Lima Belas

464 93 17
                                    

Teras Halaman Depan Kerajaan Klungkung

1830


Jeongguk

Bale agung masih lengang di pagi hari. Tidak ada hiruk-pikuk sekumpulan orang yang bersiap buat latihan menari, beberapa lalu-lalang buat menemui kerabat Kerajaan, atau sekadar jalan-jalan karena suntuk ada di dalam rumah seharian. Cukup sang kakak yang menghaturkan banten dan sembahyang sebentar. Semerbak wangi kembang dan dupa dari merajan menarik beban dan mengambang di udara. Jeongguk bisa rasakan angin yang menerpa wajahnya pelan-pelan. Agaknya memang cuma dengan alam ia sudi untuk berdamai. Tidak dengan kawan-kawannya yang hampir selalu membuat naik pitam, kelakuan kakaknya yang ada saja alasannya untuk memarahi Jeongguk, atau sekumpulan mbok-mbok yang melihatnya seperti bakal jadi calon mantu.

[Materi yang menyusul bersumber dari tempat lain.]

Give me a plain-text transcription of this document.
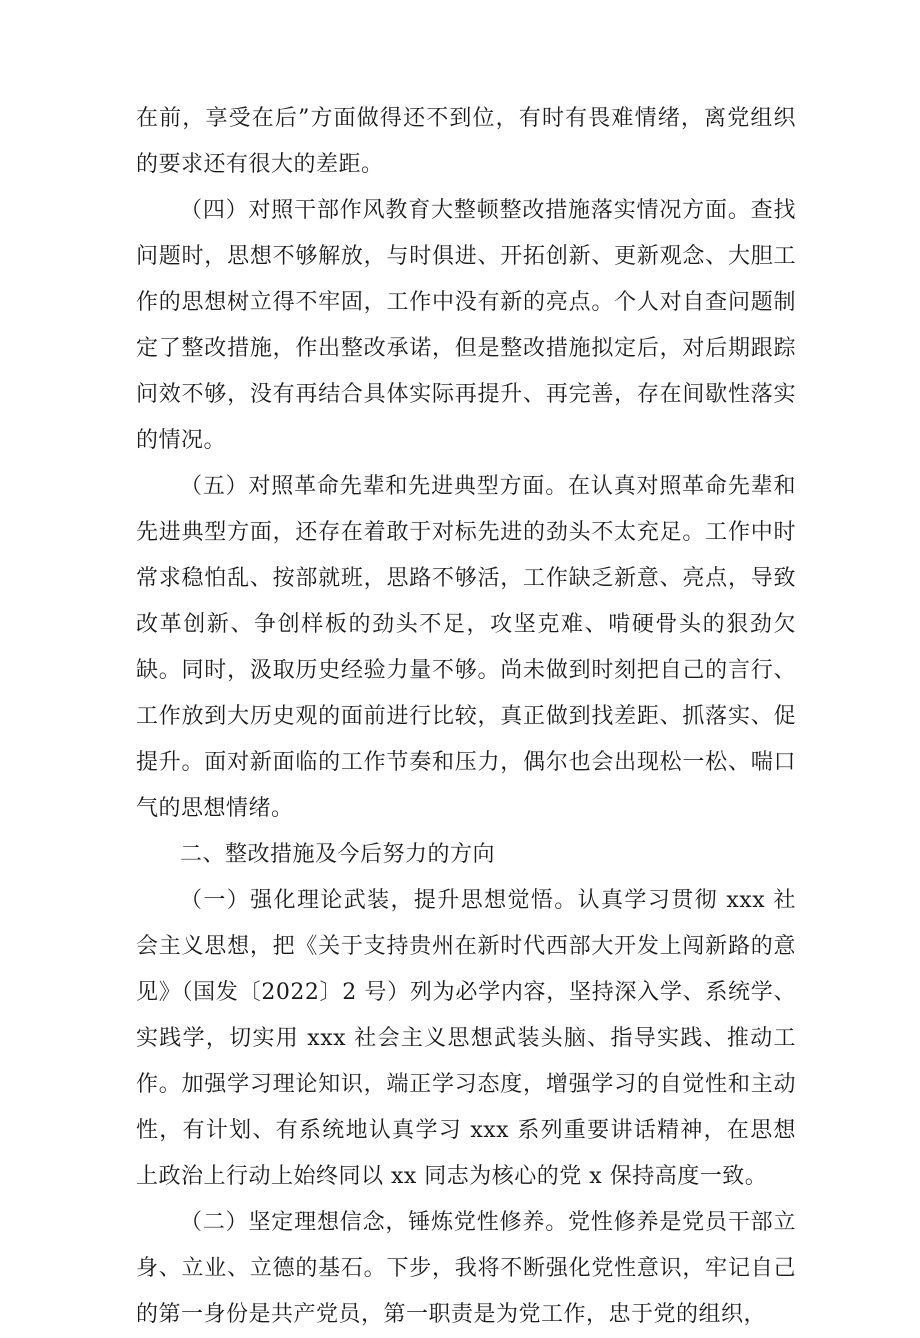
在前，享受在后”方面做得还不到位，有时有畏难情绪，离党组织的要求还有很大的差距。

（四）对照干部作风教育大整顿整改措施落实情况方面。查找问题时，思想不够解放，与时俱进、开拓创新、更新观念、大胆工作的思想树立得不牢固，工作中没有新的亮点。个人对自查问题制定了整改措施，作出整改承诺，但是整改措施拟定后，对后期跟踪问效不够，没有再结合具体实际再提升、再完善，存在间歇性落实的情况。

（五）对照革命先辈和先进典型方面。在认真对照革命先辈和先进典型方面，还存在着敢于对标先进的劲头不太充足。工作中时常求稳怕乱、按部就班，思路不够活，工作缺乏新意、亮点，导致改革创新、争创样板的劲头不足，攻坚克难、啃硬骨头的狠劲欠缺。同时，汲取历史经验力量不够。尚未做到时刻把自己的言行、工作放到大历史观的面前进行比较，真正做到找差距、抓落实、促提升。面对新面临的工作节奏和压力，偶尔也会出现松一松、喘口气的思想情绪。

二、整改措施及今后努力的方向

（一）强化理论武装，提升思想觉悟。认真学习贯彻 xxx 社会主义思想，把《关于支持贵州在新时代西部大开发上闯新路的意见》（国发〔2022〕2 号）列为必学内容，坚持深入学、系统学、实践学，切实用 xxx 社会主义思想武装头脑、指导实践、推动工作。加强学习理论知识，端正学习态度，增强学习的自觉性和主动性，有计划、有系统地认真学习 xxx 系列重要讲话精神，在思想上政治上行动上始终同以 xx 同志为核心的党 x 保持高度一致。

（二）坚定理想信念，锤炼党性修养。党性修养是党员干部立身、立业、立德的基石。下步，我将不断强化党性意识，牢记自己的第一身份是共产党员，第一职责是为党工作，忠于党的组织，
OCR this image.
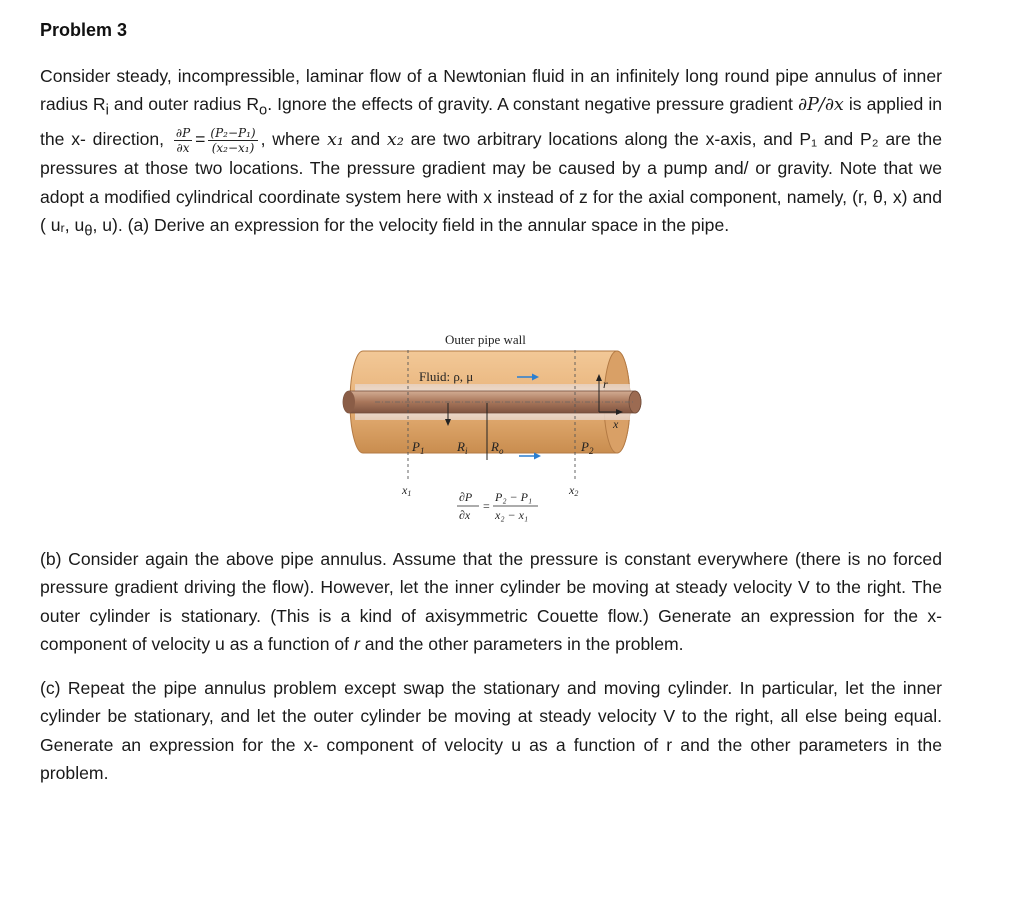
Problem 3
Consider steady, incompressible, laminar flow of a Newtonian fluid in an infinitely long round pipe annulus of inner radius $R_i$ and outer radius $R_o$. Ignore the effects of gravity. A constant negative pressure gradient ∂P/∂x is applied in the x- direction, $\frac{\partial P}{\partial x} = \frac{\text{(P₂−P₁)}}{\text{(x₂−x₁)}}$ , where x₁ and x₂ are two arbitrary locations along the x-axis, and P₁ and P₂ are the pressures at those two locations. The pressure gradient may be caused by a pump and/ or gravity. Note that we adopt a modified cylindrical coordinate system here with x instead of z for the axial component, namely, (r, θ, x) and ( uᵣ, $u_\theta$, u). (a) Derive an expression for the velocity field in the annular space in the pipe.
Outer pipe wall
Fluid: ρ, μ	r
x
$P_1$	$P_2$
$R_i$ $R_o$
x1	x2
∂P
∂x
=
P₂ − P₁
x₂ − x₁
(b) Consider again the above pipe annulus. Assume that the pressure is constant everywhere (there is no forced pressure gradient driving the flow). However, let the inner cylinder be moving at steady velocity V to the right. The outer cylinder is stationary. (This is a kind of axisymmetric Couette flow.) Generate an expression for the x- component of velocity u as a function of r and the other parameters in the problem.
(c) Repeat the pipe annulus problem except swap the stationary and moving cylinder. In particular, let the inner cylinder be stationary, and let the outer cylinder be moving at steady velocity V to the right, all else being equal. Generate an expression for the x- component of velocity u as a function of r and the other parameters in the problem.
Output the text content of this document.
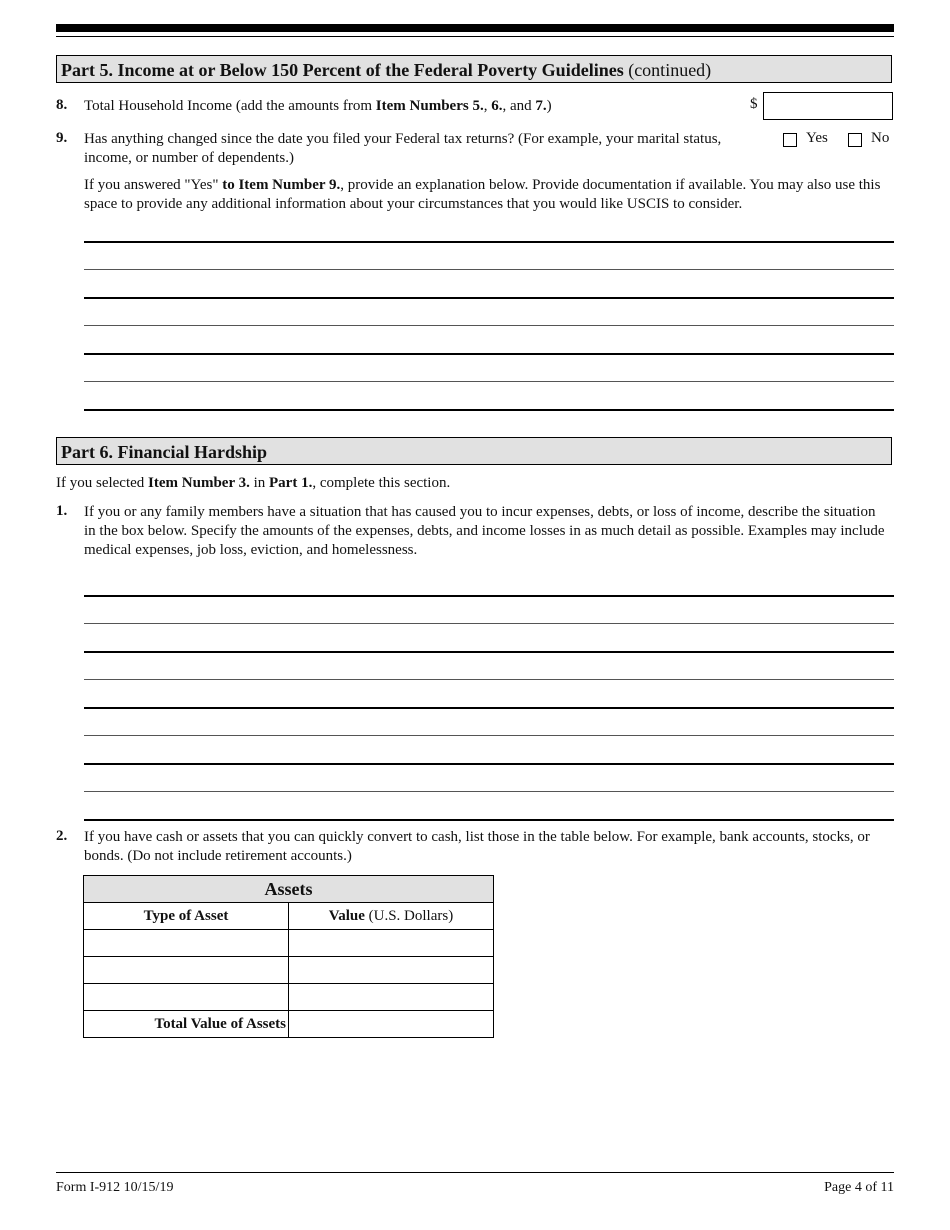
Part 5. Income at or Below 150 Percent of the Federal Poverty Guidelines (continued)
8. Total Household Income (add the amounts from Item Numbers 5., 6., and 7.)	$
9. Has anything changed since the date you filed your Federal tax returns? (For example, your marital status, income, or number of dependents.)
Yes	No
If you answered "Yes" to Item Number 9., provide an explanation below. Provide documentation if available. You may also use this space to provide any additional information about your circumstances that you would like USCIS to consider.
Part 6. Financial Hardship
If you selected Item Number 3. in Part 1., complete this section.
1. If you or any family members have a situation that has caused you to incur expenses, debts, or loss of income, describe the situation in the box below. Specify the amounts of the expenses, debts, and income losses in as much detail as possible. Examples may include medical expenses, job loss, eviction, and homelessness.
2. If you have cash or assets that you can quickly convert to cash, list those in the table below. For example, bank accounts, stocks, or bonds. (Do not include retirement accounts.)
Assets	
Type of Asset	Value (U.S. Dollars)

Total Value of Assets	
Form I-912 10/15/19	Page 4 of 11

"Basuki." Sosok di sampingnya masih sibuk dengan beberapa daun kelapa muda yang dianyam. Membentuk lima kotak kecil bakal nanti menjadi tempat diletakkannya bebungaan, sesendok nasi, dan haturan lainnya. "Ci(kamu) ndak ke Buleleng?" Mahkota keemasan yang menjulang tinggi di atas kepala, menjadikan sosok wanita ini agung bukan kepalang. Wajahnya cantik dan berhias beberapa butir beras yang bersisa di kening. Tanda kalau ia baru saja selesai sembahyang.

"Bli NamJoon sudah berangkat tadi pagi." Malas saja menanggapi sesuatu yang bukan ranahnya. Jadwal turunan naga yang harus hadir di Buleleng sekarang jatuh pada NamJoon karena Jeongguk sudah berserah diri seminggu yang lalu di Jembrana.

"Ndak mau ikut? Biar ndak suntuk di Klungkung terus."

"Ndak minat."

"Kan, membantu bligung mu sendiri, kok, ndak minat?"

Helaan napas panjang dijadikan Jeongguk sebagai jawaban. Kalau ia malas meneruskan topik perbincangan yang ada. Bukankah lebih baik kalau ia kembali tidur atau bergelung bersama perempuan yang sudah lama mengantarnya kemana saja ini, alih-alih harus mengekor di belakang bligungnya yang punya urusan lain. "Ci jangan bikin aku makin suntuk, lah."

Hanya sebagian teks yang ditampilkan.